Frankie Gebhardt Found Guilty In 1983 Murder Case After Bragging About ‘Killing A N*gger’
The family of a black Georgia man has finally gotten justice for the murder of a loved one nearly 35 years ago. Frankie Gebhardt was found guilty on Tuesday of malice murder, felony murder, aggravated battery, aggravated assault, and concealing the death of another in the dragging death of Timothy Coggins. Gebhardt has been sentenced to life in prison.
According to CNN, Gebhardt accused Coggins of socializing with a white woman who happened to be the killer’s “old lady.” Assisted by his brother-in-law Bill Moore Sr., the men were said to have stabbed Coggins dozens of times and then tied him to the back of a truck with a logging chain. They dragged Coggins down an unpaved road in the rural town of Sunny Side, Georgia, and left his mutilated body there.

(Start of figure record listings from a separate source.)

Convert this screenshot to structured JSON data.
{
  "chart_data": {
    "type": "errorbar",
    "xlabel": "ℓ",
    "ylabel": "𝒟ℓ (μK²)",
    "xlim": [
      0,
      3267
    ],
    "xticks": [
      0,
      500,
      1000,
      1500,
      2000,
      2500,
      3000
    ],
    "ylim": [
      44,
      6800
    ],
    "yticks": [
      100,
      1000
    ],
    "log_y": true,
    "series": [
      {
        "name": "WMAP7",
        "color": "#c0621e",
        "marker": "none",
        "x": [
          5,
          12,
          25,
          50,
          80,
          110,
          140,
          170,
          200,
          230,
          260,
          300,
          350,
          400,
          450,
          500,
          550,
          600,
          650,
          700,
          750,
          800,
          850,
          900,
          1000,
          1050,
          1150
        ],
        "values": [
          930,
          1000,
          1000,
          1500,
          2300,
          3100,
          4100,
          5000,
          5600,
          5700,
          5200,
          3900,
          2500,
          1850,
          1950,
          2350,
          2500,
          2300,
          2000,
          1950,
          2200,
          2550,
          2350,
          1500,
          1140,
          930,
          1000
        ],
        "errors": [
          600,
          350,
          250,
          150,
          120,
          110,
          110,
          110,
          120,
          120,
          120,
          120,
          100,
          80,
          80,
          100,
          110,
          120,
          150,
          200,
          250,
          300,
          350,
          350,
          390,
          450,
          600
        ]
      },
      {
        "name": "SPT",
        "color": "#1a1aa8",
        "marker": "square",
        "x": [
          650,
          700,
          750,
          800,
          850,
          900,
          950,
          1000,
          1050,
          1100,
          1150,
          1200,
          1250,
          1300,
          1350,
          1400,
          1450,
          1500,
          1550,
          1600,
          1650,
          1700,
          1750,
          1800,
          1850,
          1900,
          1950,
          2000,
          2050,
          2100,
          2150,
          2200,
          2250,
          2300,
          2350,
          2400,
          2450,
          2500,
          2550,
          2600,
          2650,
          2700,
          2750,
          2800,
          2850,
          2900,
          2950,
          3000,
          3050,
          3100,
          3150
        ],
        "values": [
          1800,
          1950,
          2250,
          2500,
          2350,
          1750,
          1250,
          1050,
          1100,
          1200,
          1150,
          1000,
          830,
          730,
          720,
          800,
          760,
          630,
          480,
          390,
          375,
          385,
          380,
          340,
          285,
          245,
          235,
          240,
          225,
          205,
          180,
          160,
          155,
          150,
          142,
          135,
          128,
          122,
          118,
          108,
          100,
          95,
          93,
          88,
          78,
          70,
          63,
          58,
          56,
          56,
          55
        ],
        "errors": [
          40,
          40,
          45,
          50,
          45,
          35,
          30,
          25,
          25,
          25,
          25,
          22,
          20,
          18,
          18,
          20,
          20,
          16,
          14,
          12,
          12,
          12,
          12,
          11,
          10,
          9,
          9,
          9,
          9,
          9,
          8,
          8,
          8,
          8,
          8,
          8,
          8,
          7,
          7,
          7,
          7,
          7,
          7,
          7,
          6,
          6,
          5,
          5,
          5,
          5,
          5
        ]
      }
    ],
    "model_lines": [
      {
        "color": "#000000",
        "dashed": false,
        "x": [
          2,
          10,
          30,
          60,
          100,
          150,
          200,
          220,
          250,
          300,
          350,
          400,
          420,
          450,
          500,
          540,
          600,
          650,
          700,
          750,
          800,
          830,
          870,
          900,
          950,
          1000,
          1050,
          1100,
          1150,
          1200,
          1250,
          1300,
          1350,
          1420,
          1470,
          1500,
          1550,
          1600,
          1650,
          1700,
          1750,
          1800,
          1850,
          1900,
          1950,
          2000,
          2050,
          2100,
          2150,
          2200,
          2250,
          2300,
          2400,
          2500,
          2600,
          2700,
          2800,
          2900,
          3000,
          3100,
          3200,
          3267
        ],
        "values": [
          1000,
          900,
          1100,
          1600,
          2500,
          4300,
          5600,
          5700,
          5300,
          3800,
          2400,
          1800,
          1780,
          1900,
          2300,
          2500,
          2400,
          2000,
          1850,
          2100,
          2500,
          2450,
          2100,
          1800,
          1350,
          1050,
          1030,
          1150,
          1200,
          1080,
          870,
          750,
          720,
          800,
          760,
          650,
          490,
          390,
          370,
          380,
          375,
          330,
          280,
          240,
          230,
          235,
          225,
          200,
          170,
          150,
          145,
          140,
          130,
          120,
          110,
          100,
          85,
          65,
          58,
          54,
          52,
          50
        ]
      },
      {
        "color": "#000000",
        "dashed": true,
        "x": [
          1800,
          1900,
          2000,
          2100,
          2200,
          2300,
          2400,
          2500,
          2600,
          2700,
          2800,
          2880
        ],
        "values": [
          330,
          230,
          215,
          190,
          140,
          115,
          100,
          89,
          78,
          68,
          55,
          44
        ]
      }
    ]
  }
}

Chief Assistant District Attorney Marie Broder faced many obstacles in this case as the technology available to investigators in 1983 was far less sophisticated than what exists today. However, eyewitness testimony was introduced that both Gebhardt and Moore bragged about “killing a n*gger.” That evidence established a racial motive for the murder and proved to be compelling.
While Coggins’ parents didn’t live to see Gebhardt be punished for his horrific crimes, other family members were present during the trial. They expressed great joy and relief that the case has finally been solved–at least in part.
“At this point now we can move on. Now we can live in peace,” said Timothy’s niece Heather Coggins, according to FOX News 5. “We don’t have to tell anyone else this story that Tim was from a small town where no one cared and no one was brought to justice for this murder. It wasn’t just a murder, it was a brutal, heinous killing. And now we don’t have to tell our kids or our grandkids anymore that no one cared for your uncle Tim.”
The family has at least one more trial to endure, however. Moore faces the same charges as Gebhardt and will go on trial in the coming months. Ordinarily, Broder would have faced an uphill battle as she tried to prove her case. At least half of the evidence collected and tested at the time of the murder is missing. But Gebhardt’s conviction has likely opened the door to a possible conviction. The family is hopeful.
“We thought we’d never be here today,” Coggins said. “My grandparents went to their grave with this murder being unsolved.”